The Pasadena finish at The Rose Bowl was great for the RADAR, as the group took 5 laps around the Rose Bowl. Producer keyed the RADAR graphic the last 4 laps, and it had good production value because you could see that the breakaway was really tooling at 38, whilst the peloton (with Astana 4-abreast on the front, protecting Levi) was just sort of loafing along at 34. The highest GC rider off the front was Hincapie, and he's +6 minutes, so as long as Astana kept things reasonable, they had nothing to worry about.

Good stuff.

Unfortunately, the entire GPS system shit the bed about halfway through the stage. For some reason the 3G guys can't figure out, the whole link just fucked right off (eh?) slightly before the final mtn summit, and never came back. Producer was pissed off, but, hey, we're walking the high wire here with unknown, unproven solutions we threw together and pulled out of our asses a few weeks before the event because no budgets were approved. I'm personally more than satisfied with what we got working and with the decent but unspectacular up-time. I'm downright floored. If producer wants a bomb-proof solution, then great, but give me, AllanP, and the RF guys a year of development and a testing budget if you don't want a Sword of Damocles hanging over your head.

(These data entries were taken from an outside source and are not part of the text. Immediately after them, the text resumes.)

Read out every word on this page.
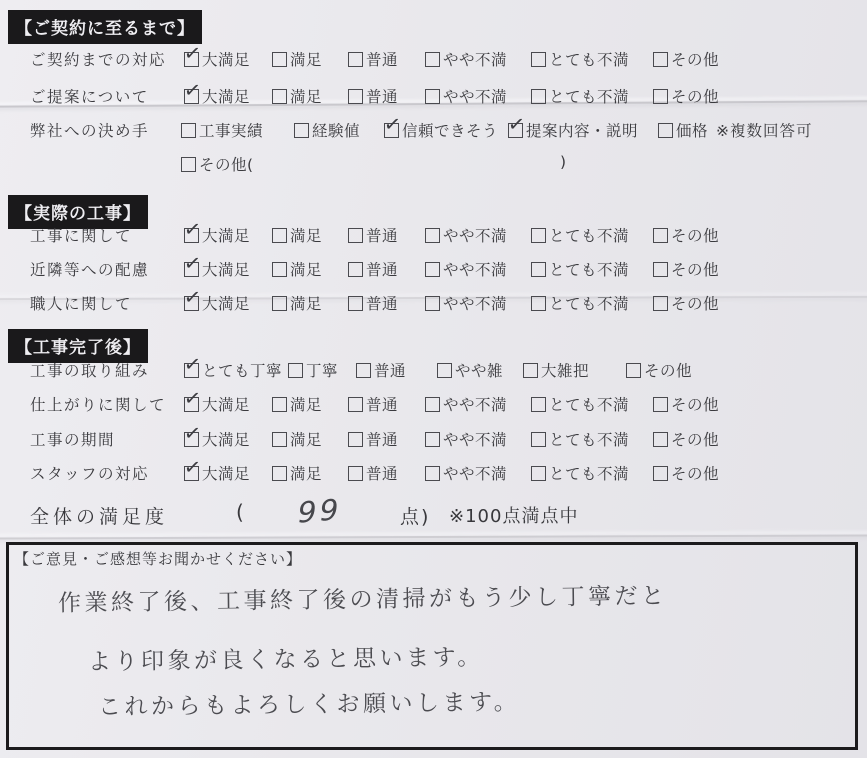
【ご契約に至るまで】
ご契約までの対応 ✓ 大満足	満足	普通	やや不満	とても不満	その他
ご提案について ✓ 大満足	満足	普通	やや不満	とても不満	その他
弊社への決め手	工事実績	経験値 ✓ 信頼できそう ✓ 提案内容・説明	価格 ※複数回答可
その他(	)
【実際の工事】
工事に関して	✓ 大満足	満足	普通	やや不満	とても不満	その他
近隣等への配慮 ✓ 大満足	満足	普通	やや不満	とても不満	その他
職人に関して	✓ 大満足	満足	普通	やや不満	とても不満	その他
【工事完了後】
工事の取り組み ✓ とても丁寧	丁寧	普通	やや雑	大雑把	その他
仕上がりに関して ✓ 大満足	満足	普通	やや不満	とても不満	その他
工事の期間	✓ 大満足	満足	普通	やや不満	とても不満	その他
スタッフの対応 ✓ 大満足	満足	普通	やや不満	とても不満	その他
全体の満足度	( 99	点) ※100点満点中
【ご意見・ご感想等お聞かせください】
作業終了後、工事終了後の清掃がもう少し丁寧だと
より印象が良くなると思います。
これからもよろしくお願いします。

Here's a photo of the room key collection I've amassed during the Tour. Unfortunately, I lost one or two. There should be ten I think, not eight. I think I also lost my digital camera, so I had to take the photo with my phone, hence the suckiness of the photo itself.



Last night I drove down to Rancho Bernardo from The Rose Bowl, stopping on the way to grab a cup of hot tea, which was my dinner. Arrived at the Hilton and broke out a bottle of wine Christo had given me, a nice Syrah from Summerland Winery, where his friend works. I didn't have a corkscrew, so I asked the young cutie at the front desk if she had one. She said "you have to promise to bring it back, because we only have one". I promised and gave her the Boy Scout's Pledge Salute. Went up to the room, popped the cork, walked back to the front desk, handed Cute Young Desk Chick back her corkscrew with a fiver as a tip for saving me the trouble of running out to a 7-11 to buy a corkscrew (hotel doesn't have a restaurant) and saving me the stink-eye of asking the bartender in the hotel bar if I could borrow his. She saw the tip and said "you want that in quarters?". I said "no, I don't need change, that's a tip for you for lending me your corkscrew". Cute Young Desk Chick went all blank. She was absolutely dumbfounded. I guess front desk staff at Hiltons don't get too many tips.

One thing I've found is good therapy when I'm tired or grumpy or pissed off is to make somebody else's day. It's so easy and so cheap, and my day already sucks...and the best defense is a good offense. In Clovis, I went to this funky old cowboy diner for breakfast and my waitress (named Rhonda), who'd clearly seen some tough miles and needed some dental work, smiled at me and was genuinely really nice, so I left her a $10 tip on an $8 check. Made my day, and I think it probably made hers too, unless she thought I'd made a mistake rather than having done it intentionally.

Went back up to the room and all of a sudden felt absolutely awful. Seeing stars. Staggered into my room, vomited solidly (made the toilet), fell asleep on top of the bed in my clothes (shoes still on), woke up 7 hours later, still fully clothed.

Good thing today is the finale.

2 comments:

Ben Catoe said...

I thought the best way to feel better when you're all grumpy is to smash a phone into small pieces while cussing at high volume?

My My My...how the Skunk has mellowed.

;)

Ben Catoe said...

I thought the best way to feel better when you're all grumpy is to smash a phone into small pieces while cussing at high volume?

My My My...how the Skunk has mellowed.